DANIEL T. WHITTEN                         GRAVESTONE PHOTO                      

 

Biographical Sketch

  Daniel T. Whitten was born March 2, 1847, in Jennings county, Indiana and died in Independence, Kansas on January 27, 1928.  His mother died when he was but five weeks old, while his father was buried the day he was one year old.  Two sisters and a brother died in infancy.

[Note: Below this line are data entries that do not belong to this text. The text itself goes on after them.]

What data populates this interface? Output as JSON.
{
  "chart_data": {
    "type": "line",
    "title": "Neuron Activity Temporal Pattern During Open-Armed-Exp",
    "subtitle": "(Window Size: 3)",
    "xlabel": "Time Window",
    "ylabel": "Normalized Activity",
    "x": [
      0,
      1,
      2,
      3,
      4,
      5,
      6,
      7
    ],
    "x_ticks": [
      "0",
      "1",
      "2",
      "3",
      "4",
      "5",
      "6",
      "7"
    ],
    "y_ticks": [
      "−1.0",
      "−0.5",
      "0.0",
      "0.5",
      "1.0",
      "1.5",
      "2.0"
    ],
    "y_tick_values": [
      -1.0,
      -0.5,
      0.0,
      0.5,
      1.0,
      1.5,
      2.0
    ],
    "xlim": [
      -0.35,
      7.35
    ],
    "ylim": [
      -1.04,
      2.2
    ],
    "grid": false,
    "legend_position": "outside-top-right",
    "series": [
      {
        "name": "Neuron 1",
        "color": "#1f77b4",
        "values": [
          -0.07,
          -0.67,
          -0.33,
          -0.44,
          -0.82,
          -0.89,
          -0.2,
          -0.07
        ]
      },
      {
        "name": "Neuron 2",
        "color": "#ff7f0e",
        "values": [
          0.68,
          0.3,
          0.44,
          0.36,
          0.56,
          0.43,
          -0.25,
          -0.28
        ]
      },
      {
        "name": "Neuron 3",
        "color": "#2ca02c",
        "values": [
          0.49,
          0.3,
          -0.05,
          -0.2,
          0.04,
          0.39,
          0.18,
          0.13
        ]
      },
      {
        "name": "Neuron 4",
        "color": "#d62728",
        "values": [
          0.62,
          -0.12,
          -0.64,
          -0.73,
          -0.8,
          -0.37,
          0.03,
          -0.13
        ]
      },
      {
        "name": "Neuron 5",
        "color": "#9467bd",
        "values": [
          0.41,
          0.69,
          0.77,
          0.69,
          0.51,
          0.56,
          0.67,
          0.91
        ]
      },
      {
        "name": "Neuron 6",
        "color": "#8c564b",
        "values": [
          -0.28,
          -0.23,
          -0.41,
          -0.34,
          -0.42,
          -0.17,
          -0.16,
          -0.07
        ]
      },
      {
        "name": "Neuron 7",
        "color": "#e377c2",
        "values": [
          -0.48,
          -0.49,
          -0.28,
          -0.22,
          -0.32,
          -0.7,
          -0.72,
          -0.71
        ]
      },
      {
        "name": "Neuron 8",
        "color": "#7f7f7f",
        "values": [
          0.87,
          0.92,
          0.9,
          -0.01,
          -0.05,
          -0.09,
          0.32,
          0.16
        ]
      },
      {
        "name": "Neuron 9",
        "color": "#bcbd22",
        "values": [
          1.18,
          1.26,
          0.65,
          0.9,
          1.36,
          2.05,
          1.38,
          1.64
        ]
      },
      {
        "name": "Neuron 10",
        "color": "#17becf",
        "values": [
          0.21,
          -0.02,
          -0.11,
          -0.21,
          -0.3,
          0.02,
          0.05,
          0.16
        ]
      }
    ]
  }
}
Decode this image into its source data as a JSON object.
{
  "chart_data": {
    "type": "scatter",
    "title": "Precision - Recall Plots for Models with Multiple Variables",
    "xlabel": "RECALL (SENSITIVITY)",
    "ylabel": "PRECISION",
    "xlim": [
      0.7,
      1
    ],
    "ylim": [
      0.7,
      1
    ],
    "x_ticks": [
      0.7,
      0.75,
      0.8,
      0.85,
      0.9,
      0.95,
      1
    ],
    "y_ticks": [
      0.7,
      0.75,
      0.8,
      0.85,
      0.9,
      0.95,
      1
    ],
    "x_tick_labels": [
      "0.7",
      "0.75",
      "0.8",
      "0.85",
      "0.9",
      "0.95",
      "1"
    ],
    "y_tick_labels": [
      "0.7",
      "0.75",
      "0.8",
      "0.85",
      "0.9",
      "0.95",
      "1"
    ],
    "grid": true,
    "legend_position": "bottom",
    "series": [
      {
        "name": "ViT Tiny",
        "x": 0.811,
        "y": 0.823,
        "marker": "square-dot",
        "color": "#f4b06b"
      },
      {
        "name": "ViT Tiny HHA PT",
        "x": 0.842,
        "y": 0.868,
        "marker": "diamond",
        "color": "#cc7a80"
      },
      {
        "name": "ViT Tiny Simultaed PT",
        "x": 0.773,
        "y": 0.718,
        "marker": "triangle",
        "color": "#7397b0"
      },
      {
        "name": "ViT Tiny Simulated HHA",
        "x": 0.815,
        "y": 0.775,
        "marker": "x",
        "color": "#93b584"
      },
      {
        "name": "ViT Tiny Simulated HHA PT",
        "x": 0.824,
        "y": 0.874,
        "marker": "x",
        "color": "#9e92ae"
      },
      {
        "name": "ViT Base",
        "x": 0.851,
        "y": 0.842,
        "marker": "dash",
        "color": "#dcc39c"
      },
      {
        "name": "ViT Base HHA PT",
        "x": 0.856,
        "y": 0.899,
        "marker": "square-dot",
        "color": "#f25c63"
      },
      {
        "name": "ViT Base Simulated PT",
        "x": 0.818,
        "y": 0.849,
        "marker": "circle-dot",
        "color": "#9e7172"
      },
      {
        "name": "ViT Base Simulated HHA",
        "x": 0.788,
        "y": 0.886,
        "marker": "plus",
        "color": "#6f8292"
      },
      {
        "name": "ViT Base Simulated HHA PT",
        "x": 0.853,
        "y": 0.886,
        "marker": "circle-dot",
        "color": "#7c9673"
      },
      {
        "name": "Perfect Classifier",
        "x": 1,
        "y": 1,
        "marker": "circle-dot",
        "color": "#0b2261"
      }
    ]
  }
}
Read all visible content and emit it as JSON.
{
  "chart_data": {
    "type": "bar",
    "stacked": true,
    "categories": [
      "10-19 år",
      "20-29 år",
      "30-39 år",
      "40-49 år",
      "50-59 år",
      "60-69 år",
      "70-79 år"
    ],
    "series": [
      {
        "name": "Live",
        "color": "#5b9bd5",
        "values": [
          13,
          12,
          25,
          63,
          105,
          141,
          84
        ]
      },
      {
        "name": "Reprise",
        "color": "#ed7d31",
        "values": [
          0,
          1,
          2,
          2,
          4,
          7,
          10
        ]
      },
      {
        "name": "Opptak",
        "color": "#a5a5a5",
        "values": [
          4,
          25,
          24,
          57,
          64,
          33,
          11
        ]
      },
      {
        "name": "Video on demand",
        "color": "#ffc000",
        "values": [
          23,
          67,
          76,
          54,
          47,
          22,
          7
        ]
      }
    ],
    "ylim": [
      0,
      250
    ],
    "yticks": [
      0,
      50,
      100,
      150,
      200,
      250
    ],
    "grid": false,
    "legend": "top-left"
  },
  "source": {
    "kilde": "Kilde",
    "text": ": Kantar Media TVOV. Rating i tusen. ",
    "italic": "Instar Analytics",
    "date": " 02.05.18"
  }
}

  At the age of sixteen, Mr. Whitten enlisted in the Union army, in Company H, 120th Indiana Infantry, and served until the close of the Civil war.  On October 11, 1870, he married Miss Mary E. Adams, and immediately thereafter, came to Kansas, residing near Fort Scott for a short time, and later moving to Sedalia, Mo.  They returned to Indiana in 1874, and lived near Elizabethtown in that state until February 1885, when the family again came to Kansas and located in Montgomery county, where Mr. and Mrs. Whitten remained there until his death.

  Mr. Whitten first settled in Rutland township, but later moved to the Morgantown neighborhood, in West Cherry.  He then removed to Sycamore township, where he followed his occupation of farming from 1895 to 1919, when failing health necessitated his retirement, and when he moved to Independence.

  The deceased was a member of the local McPherson post of the Grand Army of the Republic since 1885.  Prior to that time, he was a member of the James Moffat post of the G. A. R. at Elizabethtown, Ind.

  Mr. Whitten was survived by his widow, Mary E. Whitten, and three daughters, Mrs. E. C. Chamberlain, Pomona, Mo.; Mrs. J. E. Ferrell, Weiser, Ida.; and Mrs. H. H. Greenlee of this city.  Two daughters and a son of the deceased died in infancy.  Fourteen grandchildren and seven great grandchildren also survived at the time of his death.